Recently, British comedienne Jackie Clune wrote a piece for The Daily Mail about how she was “exhausted by the emotional dysfunction of her lesbian relationships” and then “discovered in her subsequent relationship with her husband a freedom to [walk] alongside each other rather than spending life locked in face-to-face intimacy or combat.”

She also wrote of the lesbian community’s reaction:

It seemed a betrayal of all they and I had stood for. Diva magazine, the biggest lesbian publication in the UK, voted me Most Disappointing Lesbian Of The Year. And the criticism still continues. There was (briefly) a Facebook group saying “People Like Jackie Clune Should Be Taken Outside And Shot.” Although the criticism is hurtful, I understand where it’s coming from – I’ve confused everybody. In the gay world some people hate the way many of us believe sexuality can be fluid. The idea of bisexuality is anathema to them. They see it as a mark of indecision or even self-delusion.

So why are we so angry when someone becomes a “former lesbian?” Because they often ignore the idea of sexual fluidity or bisexuality and go straight back to, well, straight. It gives mainstream society the notion that we are changeable; that lesbians really are just waiting for the right man to come along – the one to save us from exhaustion and “emotional dysfunction.”

Further more, people like Charlene Cothran can be used to help the Christian right in attacks against the LGBT community at large. It fuels their attempts to keep us away from basic human rights, like protection from being fired for being gay or the ability to receive the benefits of our partners.

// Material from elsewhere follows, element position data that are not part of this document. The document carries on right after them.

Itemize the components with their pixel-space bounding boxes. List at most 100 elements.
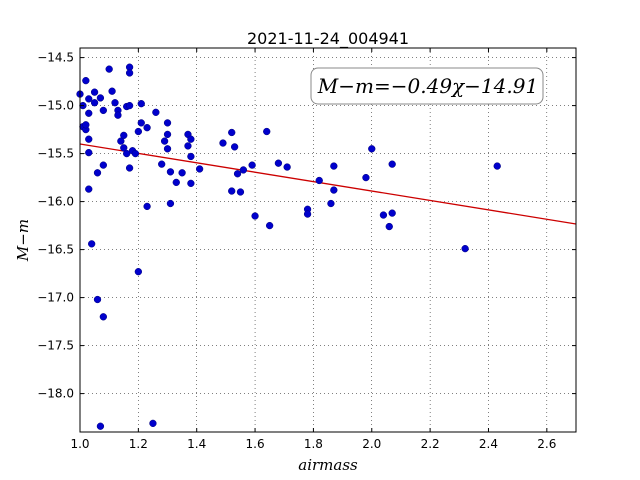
data-point xyxy=(117,137,125,145)
data-point xyxy=(114,111,122,119)
x-tick-label: 2.2 xyxy=(421,437,440,451)
data-point xyxy=(143,124,151,132)
y-tick-label: −18.0 xyxy=(37,387,74,401)
data-point xyxy=(96,422,105,430)
data-point xyxy=(96,94,105,102)
data-point xyxy=(385,222,393,231)
data-point xyxy=(137,119,145,127)
data-point xyxy=(233,170,242,178)
data-point xyxy=(85,135,93,143)
data-point xyxy=(228,187,236,195)
fit-line-group xyxy=(79,143,577,225)
data-point xyxy=(166,168,175,176)
data-point xyxy=(263,127,271,136)
data-point xyxy=(99,161,107,169)
y-tick-label: −17.5 xyxy=(37,339,74,353)
data-point xyxy=(265,221,274,230)
data-point xyxy=(99,106,107,115)
data-point xyxy=(158,160,166,168)
data-point xyxy=(88,240,96,248)
fit-equation-box: M−m=−0.49χ−14.91 xyxy=(310,67,544,105)
data-point xyxy=(228,128,236,137)
data-points xyxy=(76,63,501,430)
data-point xyxy=(327,199,335,208)
y-tick-label: −16.5 xyxy=(37,243,74,257)
x-axis-label: airmass xyxy=(298,456,358,474)
axis-ticks: 1.0 1.2 1.4 1.6 1.8 2.0 2.2 2.4 2.6 −14.5 −15.0 −15… xyxy=(37,48,576,451)
fit-equation: M−m=−0.49χ−14.91 xyxy=(317,74,538,98)
data-point xyxy=(388,209,396,217)
y-tick-label: −15.5 xyxy=(37,147,74,161)
y-tick-label: −15.0 xyxy=(37,99,74,113)
y-tick-label: −14.5 xyxy=(37,51,74,65)
data-point xyxy=(152,108,160,116)
data-point xyxy=(195,165,204,173)
data-point xyxy=(90,99,99,107)
data-point xyxy=(82,76,90,85)
data-point xyxy=(160,137,169,145)
data-point xyxy=(187,179,195,188)
data-point xyxy=(330,162,338,170)
fit-equation-frame xyxy=(310,67,544,105)
x-tick-label: 2.6 xyxy=(537,437,556,451)
data-point xyxy=(105,65,113,73)
data-point xyxy=(166,199,175,208)
data-point xyxy=(178,169,186,177)
x-tick-label: 1.0 xyxy=(70,437,89,451)
data-point xyxy=(187,135,195,143)
data-point xyxy=(120,131,128,140)
data-point xyxy=(134,127,143,136)
data-point xyxy=(388,160,396,168)
data-point xyxy=(493,162,501,170)
data-point xyxy=(362,173,370,182)
y-tick-label: −16.0 xyxy=(37,195,74,209)
data-point xyxy=(90,88,99,96)
data-point xyxy=(125,164,134,172)
data-point xyxy=(93,295,102,304)
data-point xyxy=(137,100,145,108)
chart-title: 2021-11-24_004941 xyxy=(247,29,409,49)
x-tick-label: 2.4 xyxy=(479,437,498,451)
data-point xyxy=(163,130,172,139)
data-point xyxy=(230,143,239,151)
data-point xyxy=(303,210,312,218)
data-point xyxy=(131,149,140,158)
data-point xyxy=(330,186,338,194)
x-tick-label: 1.2 xyxy=(129,437,148,451)
data-point xyxy=(163,119,172,127)
data-point xyxy=(85,148,93,157)
data-point xyxy=(184,142,192,150)
data-point xyxy=(134,268,143,276)
data-point xyxy=(125,69,134,77)
data-point xyxy=(149,419,157,428)
data-point xyxy=(379,211,388,219)
plot-frame xyxy=(79,47,577,433)
y-axis-label: M−m xyxy=(14,219,32,262)
data-point xyxy=(219,139,227,147)
data-point xyxy=(461,244,469,253)
data-point xyxy=(108,87,116,95)
data-point xyxy=(187,152,195,161)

Diamond said that these public figures are just as unsure as anyone else can be what the future holds for their own sexual desires.

“On one hand, I laugh when they’re like ‘I’m pretty sure it’ll never happen again.’ Well I’m pretty sure that you were pretty sure that this wouldn’t happen the first time,” she said. “It’s obvious that nobody really knows what you’re going to find attractive in 20 years. There’s a great thing about finding examples of women finding women they want to be involved with and going after that, that can be an incredibly powerful thing just on the level of a feminist level: You want something, go get it, regardless if it fits your previous pattern or not. It empowers us to see images of women going after other women because they want them then to agonize about what they call it. To see attractive, successful women going after other women, I can’t help but feel it’s a good thing. It makes it normal, it makes it possible for a girl to say ‘What am I feeling for this friend?'”

We can all benefit from the studies that illustrate the fluidity of women’s sexuality, and understanding our friends and partners who don’t identify themselves as women who are only ever going to be attracted to women. Hopefully, the ones who have a public platform to discuss these issues based on their own personal experiences will acknowledge and explain it when given their soap box opportunity.

“The mistake is in thinking that they are an Everywoman that calls herself a lesbian and that that is the ‘right way’ or the ‘authentic way,'” Diamond said. “The truth is that there are a million different lesbians with different life stories and views of relationships. It’s not threatening, it’s nothing to be afraid of. It’s something to embrace and be proud of.”